The Ackland Art Museum in Chapel Hill is currently featuring The Outwin: American Portraiture of Today, a collection of 43 award-winning pieces selected by the Smithsonian’s National Portrait Gallery in 2016 for the Outwin Boochever Portrait Competition.
The collection is the first to go on tour and returns to the National Portrait Gallery after its residency at the Ackland ends in August.
The first-place portrait, Miss Everything (Unsuppressed Deliverance), is an oil on canvas created by Amy Sherald. The portrait depicts a young African-American girl standing in front of a colorful background while wearing formal clothing and holding a cup of tea.
Sherald is an African-American artist from Columbus, Georgia, who uses bright colors to contrast with the shading of the central figure in her portraits, which address the impact of stereotyping upon black Americans.
The significance of the contrast is “the amorphous personal space of my own existence within the context of black identity and my search for ways to clarify and ground it,” Sherald said in a interview with the National Portrait Gallery.
The second-place portrait, Mavis in the Backseat, is an inkjet print piece by Cynthia Henebry, an artist from Richmond, Virginia, depicting a young girl sitting in the back of a station wagon.
In a description of the piece to the National Portrait Gallery, Henebry explained that she drew inspiration from the photographic works of her mother, who documented her childhood in the 1970s and 1980s.
“I think that being seen (and not seen) by her—with the camera and without—impacted me in ways I am aware of as well as only beginning to understand,” Henebry said in the statement.
The third place portrait, Eugene #4, is a charcoal and graphite piece by Joel Daniel Phillips, an artist from Oakland, California.

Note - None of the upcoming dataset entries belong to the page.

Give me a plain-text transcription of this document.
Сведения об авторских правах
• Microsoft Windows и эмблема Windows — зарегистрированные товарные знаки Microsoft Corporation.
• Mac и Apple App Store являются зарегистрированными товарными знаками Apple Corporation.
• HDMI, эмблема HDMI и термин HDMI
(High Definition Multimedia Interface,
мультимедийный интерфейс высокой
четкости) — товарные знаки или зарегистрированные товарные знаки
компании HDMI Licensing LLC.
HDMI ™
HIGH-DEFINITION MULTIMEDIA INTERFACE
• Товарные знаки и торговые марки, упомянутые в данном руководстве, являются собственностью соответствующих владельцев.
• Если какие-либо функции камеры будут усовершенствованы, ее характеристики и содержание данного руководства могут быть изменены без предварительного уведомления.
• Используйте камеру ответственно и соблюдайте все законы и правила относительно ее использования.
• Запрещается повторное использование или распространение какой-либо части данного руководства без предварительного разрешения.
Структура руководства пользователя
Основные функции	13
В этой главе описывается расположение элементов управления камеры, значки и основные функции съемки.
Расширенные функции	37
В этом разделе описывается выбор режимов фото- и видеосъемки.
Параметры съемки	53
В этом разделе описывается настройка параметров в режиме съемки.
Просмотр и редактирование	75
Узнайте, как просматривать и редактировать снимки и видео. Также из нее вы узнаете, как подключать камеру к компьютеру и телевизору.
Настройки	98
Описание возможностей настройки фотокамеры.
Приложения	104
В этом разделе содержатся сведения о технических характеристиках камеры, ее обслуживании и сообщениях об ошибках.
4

The piece is a part of a series by Phillips entitled No Regrets in Life, drawings of people the artist met on the corner of Mission and Sixth Streets in San Francisco, California. The portraits are usually of homeless people living in the city.
“The renderings are an attempt to play with our voyeuristic tendencies toward the indigence surrounding us, hiding in plain sight. In these portraits, the subjects cease to be dark matter in our communal space and instead are revealed to be the main characters in their own narrative,” Phillips said in a statement to the National Portrait Gallery.
Senior Rachel Broun visited the Gallery at the Ackland.
“It’s an interesting and a vibrant look at the American Portrait Gallery, especially as it comes to North Carolina,” Broun said.
Broun’s favorite piece is the first place winner Miss Everything (Unsuppressed Deliverance) because of the direct style she found to be similar to the Presidential Portraits of Barack and Michelle Obama commissioned by the National Portrait gallery.
The Obama portraits were created by Sherald and fellow artist Kehinde Wiley.